Tiny worlds: A minimal implementation of DeepMind's Genie world model

44 points by simonpure 4 days ago

Really neat project!

Do we know if the 3B model shown in the twitter thread is saturated and we need to train a bigger one, or if it is still converging? 3B parameters seems light for this but I don’t have a good intuition!

(Nit: “Zelda Ocarina of Time” is definitely showing Zelda A Link To The Past sprites, which would make more sense as that is a top down 2d SNES game and Ocarina was a 3d N64 game)

quanto - 12 hours ago

What a great project.

What's interesting is that action tokens are learned from video. In other words, the training dataset does not include actions like "go left" and "go right"; and these actions are learned from the pixels that moved. This means that learned actions may not map exactly to the game actions available to the user. That means we (humans) cannot necessarily use this world model to play the game.
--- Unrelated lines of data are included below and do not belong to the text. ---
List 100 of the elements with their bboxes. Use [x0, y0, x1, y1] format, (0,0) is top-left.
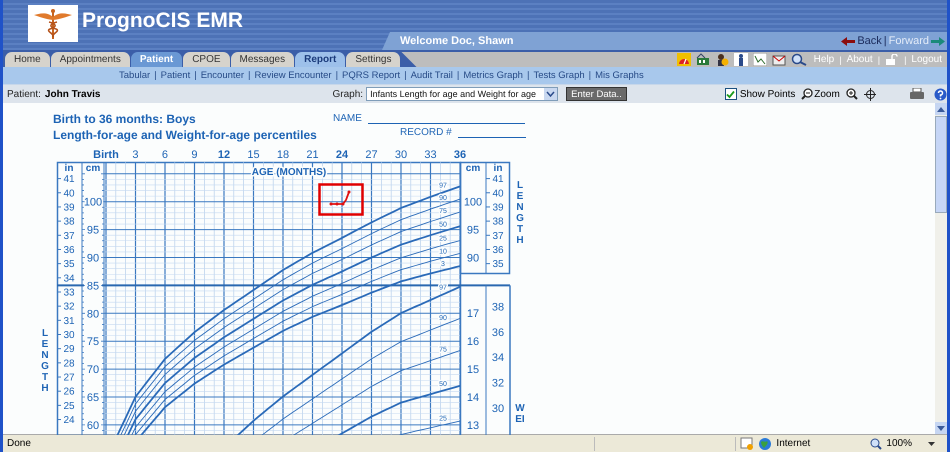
subnav-link[interactable]: Audit Trail: [410, 70, 453, 81]
nav-tab[interactable]: Patient: [130, 52, 182, 67]
separator-text: |: [248, 70, 250, 81]
inch-tick-label: 32: [63, 302, 75, 313]
zoom-in-icon[interactable]: [846, 88, 858, 100]
caret-icon[interactable]: [928, 442, 935, 446]
help-icon[interactable]: [934, 88, 947, 100]
lb-tick-label: 38: [492, 301, 504, 314]
length-axis-label: LENGTH: [40, 328, 50, 394]
cm-tick-label: 100: [464, 196, 482, 209]
nav-tab[interactable]: Messages: [230, 52, 294, 67]
nav-tab[interactable]: Settings: [346, 52, 400, 67]
inch-tick-label: 39: [492, 202, 504, 214]
cm-tick-label: 90: [466, 252, 480, 264]
crosshair-icon[interactable]: [864, 88, 876, 100]
person-icon[interactable]: [734, 53, 748, 66]
inch-tick-label: 38: [63, 216, 75, 228]
back-link[interactable]: Back: [857, 35, 882, 47]
cm-tick-label: 80: [86, 308, 100, 320]
separator-text: |: [526, 70, 530, 81]
lb-tick-label: 36: [492, 326, 504, 339]
welcome-text: Welcome Doc, Shawn: [400, 35, 514, 47]
inch-tick-label: 36: [492, 244, 504, 256]
mail-icon[interactable]: [772, 53, 786, 66]
cm-tick-label: 95: [86, 224, 100, 237]
inch-tick-label: 30: [63, 330, 75, 341]
separator-text: |: [154, 70, 157, 81]
kg-tick-label: 13: [466, 420, 480, 432]
nav-tab[interactable]: CPOE: [183, 52, 230, 67]
enter-data-button[interactable]: Enter Data..: [566, 87, 627, 101]
zoom-level[interactable]: 100%: [886, 438, 912, 449]
age-tick-label: 30: [394, 149, 408, 161]
magnifier-icon[interactable]: [790, 53, 809, 66]
scroll-thumb[interactable]: [935, 116, 947, 213]
separator-text: |: [194, 70, 197, 81]
subnav-link[interactable]: Mis Graphs: [595, 70, 644, 81]
chart-icon[interactable]: [752, 53, 767, 66]
printer-icon[interactable]: [910, 88, 924, 100]
nav-tab[interactable]: Home: [5, 52, 50, 67]
dropdown-caret-icon[interactable]: [544, 88, 558, 100]
subnav-link[interactable]: Encounter: [200, 70, 244, 81]
inch-tick-label: 33: [63, 287, 75, 298]
age-tick-label: 21: [306, 149, 319, 161]
inch-tick-label: 39: [63, 202, 75, 214]
inch-tick-label: 25: [63, 400, 75, 412]
subnav-link[interactable]: Patient: [160, 70, 190, 81]
age-tick-label: 12: [218, 149, 230, 161]
subnav-link[interactable]: Metrics Graph: [463, 70, 523, 81]
separator-text: |: [404, 70, 407, 81]
kg-tick-label: 17: [466, 308, 480, 320]
zoom-out-icon[interactable]: [801, 88, 814, 100]
kg-tick-label: 14: [466, 392, 480, 404]
name-label: NAME: [333, 113, 362, 124]
kg-tick-label: 15: [466, 364, 480, 376]
separator-text: |: [884, 35, 887, 47]
lb-tick-label: 30: [492, 402, 504, 415]
cm-tick-label: 100: [84, 196, 102, 209]
scrollbar[interactable]: [935, 103, 947, 434]
graph-label: Graph:: [332, 88, 364, 100]
age-tick-label: 36: [454, 149, 466, 161]
scroll-down-button[interactable]: [935, 422, 947, 434]
scroll-up-button[interactable]: [935, 103, 947, 115]
kg-tick-label: 16: [466, 336, 480, 348]
inch-tick-label: 27: [63, 372, 75, 384]
nav-tab[interactable]: Report: [295, 52, 346, 67]
inch-tick-label: 37: [63, 230, 75, 242]
separator-text: |: [588, 70, 592, 81]
age-tick-label: Birth: [93, 149, 119, 161]
app-title: PrognoCIS EMR: [82, 9, 243, 33]
gauge-icon[interactable]: [676, 53, 691, 66]
cm-tick-label: 60: [86, 420, 100, 432]
patient-label: Patient:: [7, 88, 41, 100]
inch-tick-label: 35: [63, 259, 75, 270]
inch-tick-label: 35: [492, 259, 504, 270]
separator-text: |: [456, 70, 460, 81]
inch-tick-label: 24: [63, 415, 75, 426]
show-points-checkbox[interactable]: [724, 88, 737, 100]
logo-icon: [28, 5, 78, 42]
back-arrow-icon[interactable]: [841, 36, 856, 46]
caret-up-icon[interactable]: [937, 106, 945, 112]
age-tick-label: 15: [247, 149, 260, 161]
inch-tick-label: 41: [63, 174, 75, 186]
caret-down-icon[interactable]: [937, 426, 945, 430]
subnav-link[interactable]: Tests Graph: [533, 70, 585, 81]
inch-tick-label: 40: [63, 188, 75, 200]
nav-tab[interactable]: Appointments: [50, 52, 130, 67]
subnav-link[interactable]: Tabular: [119, 70, 150, 81]
chart-title: Length-for-age and Weight-for-age percentiles: [53, 127, 318, 143]
building-icon[interactable]: [696, 53, 710, 66]
inch-tick-label: 38: [492, 216, 504, 228]
graph-dropdown[interactable]: Infants Length for age and Weight for age: [366, 87, 558, 101]
inch-tick-label: 31: [63, 316, 75, 327]
subnav-link[interactable]: Review Encounter: [254, 70, 332, 81]
status-text: Done: [7, 438, 31, 449]
cm-tick-label: 85: [86, 280, 100, 292]
age-tick-label: 27: [365, 149, 378, 161]
zoom-icon[interactable]: [870, 438, 882, 450]
length-axis-label: LENGTH: [515, 180, 525, 246]
unit-label: in: [64, 163, 74, 174]
subnav-link[interactable]: PQRS Report: [342, 70, 400, 81]
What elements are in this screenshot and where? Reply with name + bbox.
I suspect the inferred actions probably directly correspond to human-understandable actions; and after playing with the action tokens, a reasonable human can probably guess what, say, the third action token in the dictionary corresponds to ("jump"). This is likely as game actions are sparse (in both time and action spaces) and often independent/orthogonal (in action space).

nxobject - 16 hours ago

With the caveat that I know little about the implementation of NNs (I do embedded): what it take to go from working on predicting a 2D array of RGB pixels, to predicting more general 2D arrays of structs?

It might be fun, for example, to simulate the evolution of multiple coupled discretized fields.